OTTAWA — The federal ethics commissioner has cleared Finance Minister Bill Morneau of allegations that he and his father benefited from insider information to save half a million dollars on the sale of shares in their family-built company.
Political opponents asked ethics commissioner Mary Dawson to look into several sales of millions of dollars worth of shares in Morneau Shepell Inc. in late 2015 by Morneau and his father. The sales came just days before a major tax announcement that the minister’s accusers say triggered a dip in the stock market.
Morneau’s December 2015 announcement raising income taxes on the highest earners had a wide-reaching market impact, they argued, because it encouraged wealthier shareholders to sell off some their stock holdings before the changes came into effect on Jan. 1, 2016. Doing so meant big savings for the Morneau family, they alleged.

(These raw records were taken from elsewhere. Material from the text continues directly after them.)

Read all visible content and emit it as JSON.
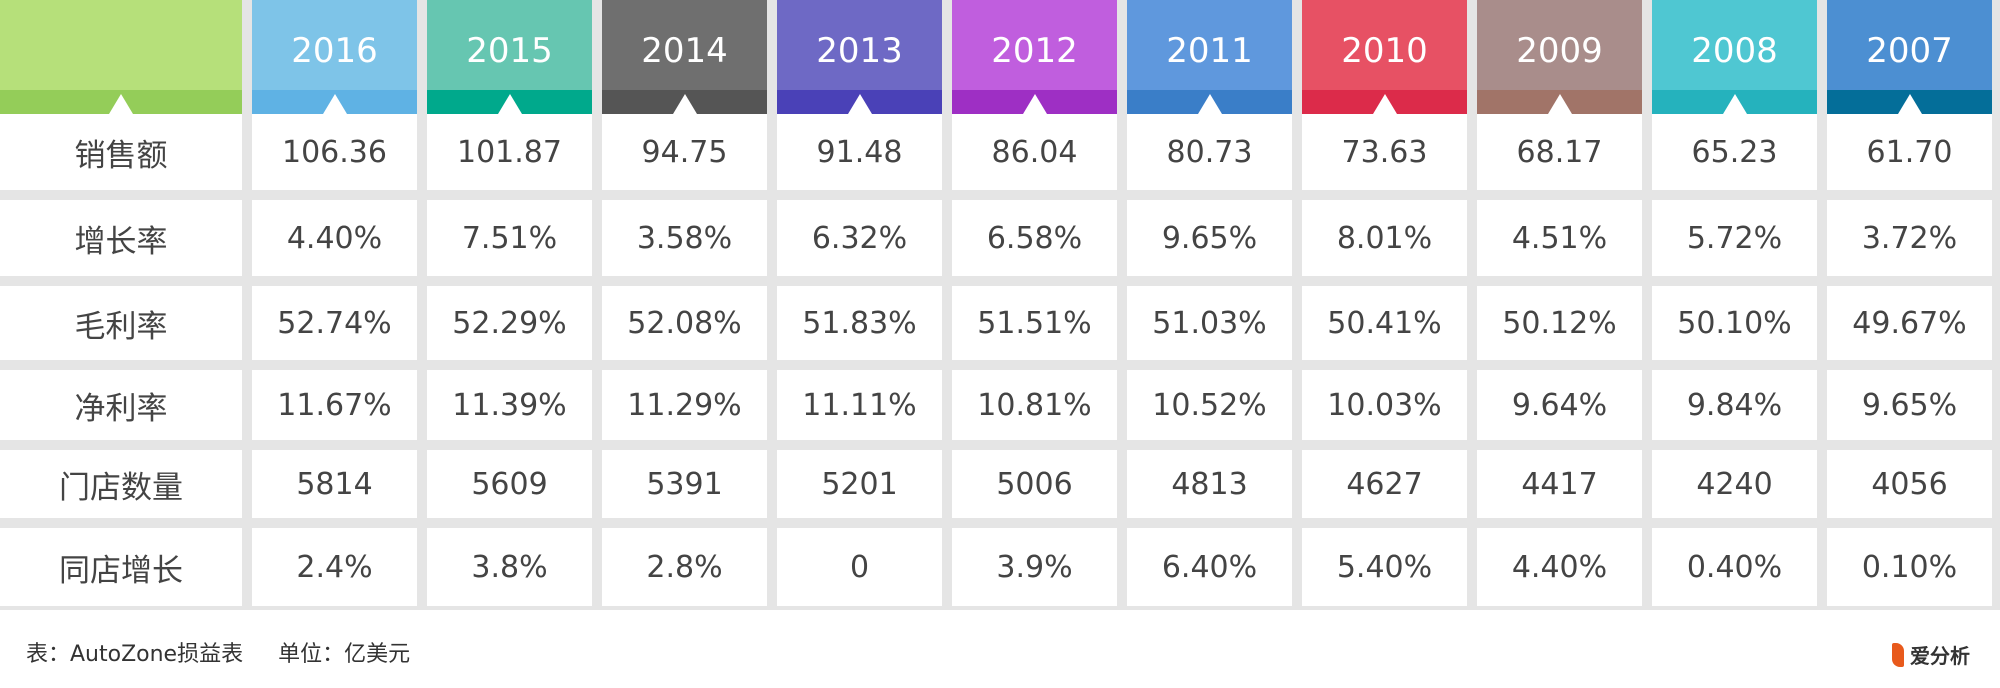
{
  "chart_data": {
    "type": "table",
    "columns": [
      "2016",
      "2015",
      "2014",
      "2013",
      "2012",
      "2011",
      "2010",
      "2009",
      "2008",
      "2007"
    ],
    "header_colors": [
      {
        "top": "#7ec4e8",
        "band": "#5fb2e4"
      },
      {
        "top": "#66c6b1",
        "band": "#00a98c"
      },
      {
        "top": "#6f6f6f",
        "band": "#555555"
      },
      {
        "top": "#6e69c5",
        "band": "#4a41b7"
      },
      {
        "top": "#c05ede",
        "band": "#9e2fc4"
      },
      {
        "top": "#5f98dd",
        "band": "#3a7ec8"
      },
      {
        "top": "#e75164",
        "band": "#dc2b4a"
      },
      {
        "top": "#a98d8b",
        "band": "#a17468"
      },
      {
        "top": "#4fc7d2",
        "band": "#25b2bd"
      },
      {
        "top": "#4c8fd2",
        "band": "#046e99"
      }
    ],
    "corner_colors": {
      "top": "#b6e07a",
      "band": "#94cd59"
    },
    "rows": [
      {
        "label": "销售额",
        "values": [
          "106.36",
          "101.87",
          "94.75",
          "91.48",
          "86.04",
          "80.73",
          "73.63",
          "68.17",
          "65.23",
          "61.70"
        ]
      },
      {
        "label": "增长率",
        "values": [
          "4.40%",
          "7.51%",
          "3.58%",
          "6.32%",
          "6.58%",
          "9.65%",
          "8.01%",
          "4.51%",
          "5.72%",
          "3.72%"
        ]
      },
      {
        "label": "毛利率",
        "values": [
          "52.74%",
          "52.29%",
          "52.08%",
          "51.83%",
          "51.51%",
          "51.03%",
          "50.41%",
          "50.12%",
          "50.10%",
          "49.67%"
        ]
      },
      {
        "label": "净利率",
        "values": [
          "11.67%",
          "11.39%",
          "11.29%",
          "11.11%",
          "10.81%",
          "10.52%",
          "10.03%",
          "9.64%",
          "9.84%",
          "9.65%"
        ]
      },
      {
        "label": "门店数量",
        "values": [
          "5814",
          "5609",
          "5391",
          "5201",
          "5006",
          "4813",
          "4627",
          "4417",
          "4240",
          "4056"
        ]
      },
      {
        "label": "同店增长",
        "values": [
          "2.4%",
          "3.8%",
          "2.8%",
          "0",
          "3.9%",
          "6.40%",
          "5.40%",
          "4.40%",
          "0.40%",
          "0.10%"
        ]
      }
    ]
  },
  "footer": {
    "caption_table": "表：AutoZone损益表",
    "caption_unit": "单位：亿美元",
    "logo_text": "爱分析"
  }
}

Not so, Dawson said in a Jan. 5 letter to Morneau released Monday: there was no privileged information acted upon, since the tax increase was first announced publicly “well in advance” of the family’s stock sales.
“With respect to the sale of Morneau Shepell Inc. shares in the fall of 2015, I am of the view that you did not benefit from insider information,” writes Dawson, whose seven-year tenure as conflict of interest and ethics commissioner happened to end Monday.

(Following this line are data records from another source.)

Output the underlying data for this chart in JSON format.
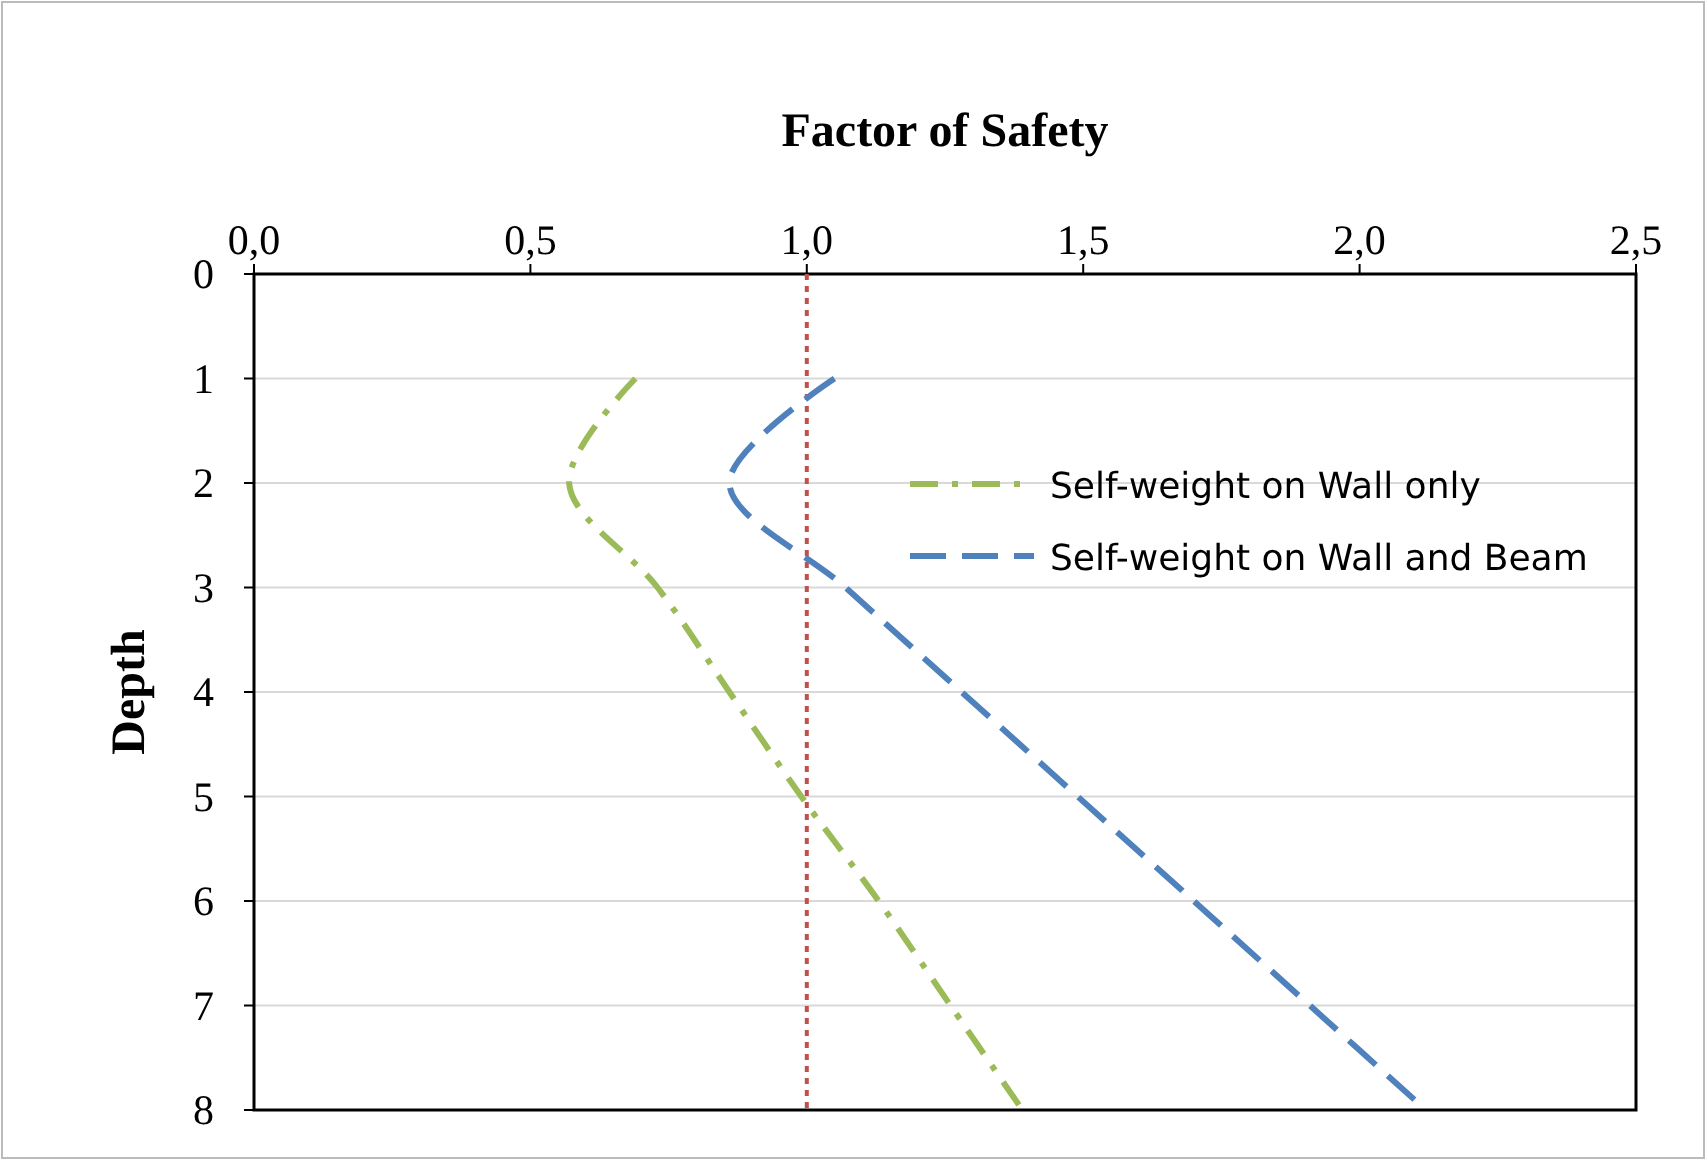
{
  "chart_data": {
    "type": "line",
    "xlabel": "Factor of Safety",
    "ylabel": "Depth",
    "xlim": [
      0,
      2.5
    ],
    "xticks": [
      {
        "value": 0,
        "label": "0,0"
      },
      {
        "value": 0.5,
        "label": "0,5"
      },
      {
        "value": 1,
        "label": "1,0"
      },
      {
        "value": 1.5,
        "label": "1,5"
      },
      {
        "value": 2,
        "label": "2,0"
      },
      {
        "value": 2.5,
        "label": "2,5"
      }
    ],
    "ylim": [
      8,
      0
    ],
    "yticks": [
      0,
      1,
      2,
      3,
      4,
      5,
      6,
      7,
      8
    ],
    "grid": "y",
    "legend": "right",
    "series": [
      {
        "name": "Self-weight on Wall only",
        "color": "#9bbb59",
        "line_style": "dashdot",
        "x": [
          0.69,
          0.57,
          0.73,
          0.86,
          0.99,
          1.13,
          1.26,
          1.39
        ],
        "values": [
          1,
          2,
          3,
          4,
          5,
          6,
          7,
          8
        ]
      },
      {
        "name": "Self-weight on Wall and Beam",
        "color": "#4f81bd",
        "line_style": "dashed",
        "x": [
          1.05,
          0.86,
          1.07,
          1.28,
          1.49,
          1.7,
          1.91,
          2.12
        ],
        "values": [
          1,
          2,
          3,
          4,
          5,
          6,
          7,
          8
        ]
      }
    ],
    "ref_lines": [
      {
        "axis": "x",
        "value": 1,
        "color": "#c0504d",
        "line_style": "dotted"
      }
    ]
  }
}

She referred to statements to the media made Nov. 4, 2015, by then-House leader Dominic LeBlanc, who said the tax measures would take effect on Jan. 1, 2016. Dawson also noted that the Liberals’ 2015 election platform had promised to introduce the tax changes.

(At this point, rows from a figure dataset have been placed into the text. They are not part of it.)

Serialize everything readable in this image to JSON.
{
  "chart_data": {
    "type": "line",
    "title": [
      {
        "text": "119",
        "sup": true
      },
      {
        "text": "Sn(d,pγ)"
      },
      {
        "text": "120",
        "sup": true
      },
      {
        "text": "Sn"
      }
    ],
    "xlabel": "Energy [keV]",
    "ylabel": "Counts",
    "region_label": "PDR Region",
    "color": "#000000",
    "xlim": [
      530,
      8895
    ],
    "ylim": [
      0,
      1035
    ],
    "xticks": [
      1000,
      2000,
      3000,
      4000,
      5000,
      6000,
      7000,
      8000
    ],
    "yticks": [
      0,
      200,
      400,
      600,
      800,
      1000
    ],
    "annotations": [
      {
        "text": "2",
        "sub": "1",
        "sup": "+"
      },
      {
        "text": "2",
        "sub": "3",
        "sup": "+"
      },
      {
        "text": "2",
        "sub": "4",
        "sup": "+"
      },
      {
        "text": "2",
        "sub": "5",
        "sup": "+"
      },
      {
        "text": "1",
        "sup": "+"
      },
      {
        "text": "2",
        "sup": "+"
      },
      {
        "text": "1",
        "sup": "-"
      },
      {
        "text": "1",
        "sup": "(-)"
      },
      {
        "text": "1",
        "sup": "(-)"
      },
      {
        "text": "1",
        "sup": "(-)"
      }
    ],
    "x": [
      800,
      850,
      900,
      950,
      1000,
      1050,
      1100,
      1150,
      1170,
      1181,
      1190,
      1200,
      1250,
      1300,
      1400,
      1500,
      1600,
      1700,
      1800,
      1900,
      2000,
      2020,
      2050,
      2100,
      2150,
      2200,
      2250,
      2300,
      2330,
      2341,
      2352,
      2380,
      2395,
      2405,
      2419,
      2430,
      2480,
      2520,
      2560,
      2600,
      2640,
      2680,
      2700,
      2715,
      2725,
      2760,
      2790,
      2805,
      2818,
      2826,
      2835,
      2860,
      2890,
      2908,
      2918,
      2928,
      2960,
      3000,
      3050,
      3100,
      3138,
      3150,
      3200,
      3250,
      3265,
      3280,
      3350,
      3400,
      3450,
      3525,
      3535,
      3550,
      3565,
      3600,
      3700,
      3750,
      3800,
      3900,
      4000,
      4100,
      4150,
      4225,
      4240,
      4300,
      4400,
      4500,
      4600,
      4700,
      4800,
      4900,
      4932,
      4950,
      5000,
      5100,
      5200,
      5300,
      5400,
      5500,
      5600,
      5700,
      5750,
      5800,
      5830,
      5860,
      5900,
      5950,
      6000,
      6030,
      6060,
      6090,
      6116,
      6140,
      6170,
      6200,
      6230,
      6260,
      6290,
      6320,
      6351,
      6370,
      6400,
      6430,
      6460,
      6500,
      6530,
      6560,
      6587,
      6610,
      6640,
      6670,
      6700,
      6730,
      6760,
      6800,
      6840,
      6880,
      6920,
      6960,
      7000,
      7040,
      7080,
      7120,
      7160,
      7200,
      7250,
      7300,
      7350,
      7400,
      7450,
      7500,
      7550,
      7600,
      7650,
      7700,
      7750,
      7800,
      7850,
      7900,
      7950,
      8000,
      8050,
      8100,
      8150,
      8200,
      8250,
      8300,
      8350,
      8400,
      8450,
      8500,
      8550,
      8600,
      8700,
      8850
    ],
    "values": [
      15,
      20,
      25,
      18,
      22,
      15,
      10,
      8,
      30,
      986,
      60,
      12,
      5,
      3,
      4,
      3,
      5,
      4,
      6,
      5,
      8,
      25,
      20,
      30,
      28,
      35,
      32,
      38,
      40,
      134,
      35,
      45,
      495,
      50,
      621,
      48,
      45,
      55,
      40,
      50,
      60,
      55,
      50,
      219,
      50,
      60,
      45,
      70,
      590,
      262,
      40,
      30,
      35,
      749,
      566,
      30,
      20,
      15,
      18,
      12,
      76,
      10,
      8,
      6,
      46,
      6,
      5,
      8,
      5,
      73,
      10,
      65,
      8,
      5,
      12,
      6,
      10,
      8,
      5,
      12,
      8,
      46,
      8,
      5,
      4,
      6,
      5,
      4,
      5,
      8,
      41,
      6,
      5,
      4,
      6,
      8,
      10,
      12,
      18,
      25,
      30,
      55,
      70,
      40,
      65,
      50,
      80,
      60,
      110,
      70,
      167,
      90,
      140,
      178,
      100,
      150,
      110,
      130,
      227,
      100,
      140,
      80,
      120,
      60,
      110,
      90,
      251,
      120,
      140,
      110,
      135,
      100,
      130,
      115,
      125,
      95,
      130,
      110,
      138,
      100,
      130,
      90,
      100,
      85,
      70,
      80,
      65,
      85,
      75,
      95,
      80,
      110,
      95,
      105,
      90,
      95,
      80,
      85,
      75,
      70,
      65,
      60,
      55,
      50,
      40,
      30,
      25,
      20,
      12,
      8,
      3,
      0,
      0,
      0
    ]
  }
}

“This was well in advance of the sale of your Morneau Shepell Inc. shares on Nov. 30, 2015, and the tabling of the Dec. 7, 2015, ways and means motion on this matter.”
The other sales by Morneau’s father, William Morneau Sr., were made Nov. 23 and Dec. 3.
In a separate examination, Dawson also cleared Morneau of allegations that he was involved in the Bank of Canada’s renewal of its contract with Morneau Shepell to manage its employee pension plan. The Bank of Canada renewed its contract with the company for four years in February 2017.
Dawson said she opted to close the matter after reviewing documents provided by the Bank of Canada and comments sent to her by Morneau’s counsel. “I am satisfied that, as minister of finance, you had no involvement in the Bank of Canada’s decision of the renewal of the Morneau Shepell Inc. contract.”
Morneau’s name, however, has yet to be fully cleared by the ethics commissioner’s office, which has another formal examination underway related to his connection to Morneau Shepell.
The review was launched amid conflict-of-interest allegations over proposed pension reform spearheaded by Morneau. Opponents say the legislation would have brought him personal financial benefit, Morneau has denied the conflict-of-interest accusations.
A spokeswoman for the commissioner’s office confirmed Monday in an email that the examination remains active.
These were all among several high-profile controversies that battered Morneau in the second half of 2017.
In July, he enraged small-business owners by proposing tax-system changes. The ensuing uproar forced him to eventually back off elements of his plan.
He has also faced intense political pressure over how he handled his personal financial arrangements after coming to office. The questions focused on his shares in Morneau Shepell, for which he was executive chairman until his election win.
In response to the controversy, he sold off the remainder of his holdings last fall in the pension management firm, which were worth about $21 million.
He promised to place his other substantial assets in a blind trust. Morneau donated to charity the difference between what the shares were worth at the time of the sale and their value in 2015 when he was first elected — estimated at about $5 million.
Dawson also fined Morneau $200 for failing to disclose his role as a director in a private corporation that owns a villa in France. Morneau had disclosed his ownership of the villa, but — owing to what his office called an administrative oversight — failed to mention the ownership structure itself.
On Monday, a spokeswoman for Morneau said that his office was “pleased with the outcome” of the commissioner’s latest examination.
“The minister will continue to work with the office of the ethics commissioner to ensure he is in full compliance with the rules,” Chloe Luciani-Girouard wrote in an email. “The minister has gone above and beyond the initial recommendations from the ethics commissioner by divesting all his family’s holdings in his former company.”
However, Conservative finance critic Pierre Poilievre continued to say Monday that Morneau was wrong to sell his shares shortly before introducing the tax hike on the wealthiest Canadians — whether or not he actually broke conflict of interest rules.
“Conservatives believe it is unwise for ministers to buy or sell shares in the weeks immediately before the introduction of tax measures,” Poilievre said in a statement.
“Finance ministers should lead by example. It is not good enough for ministers to boast that their actions are not illegal.”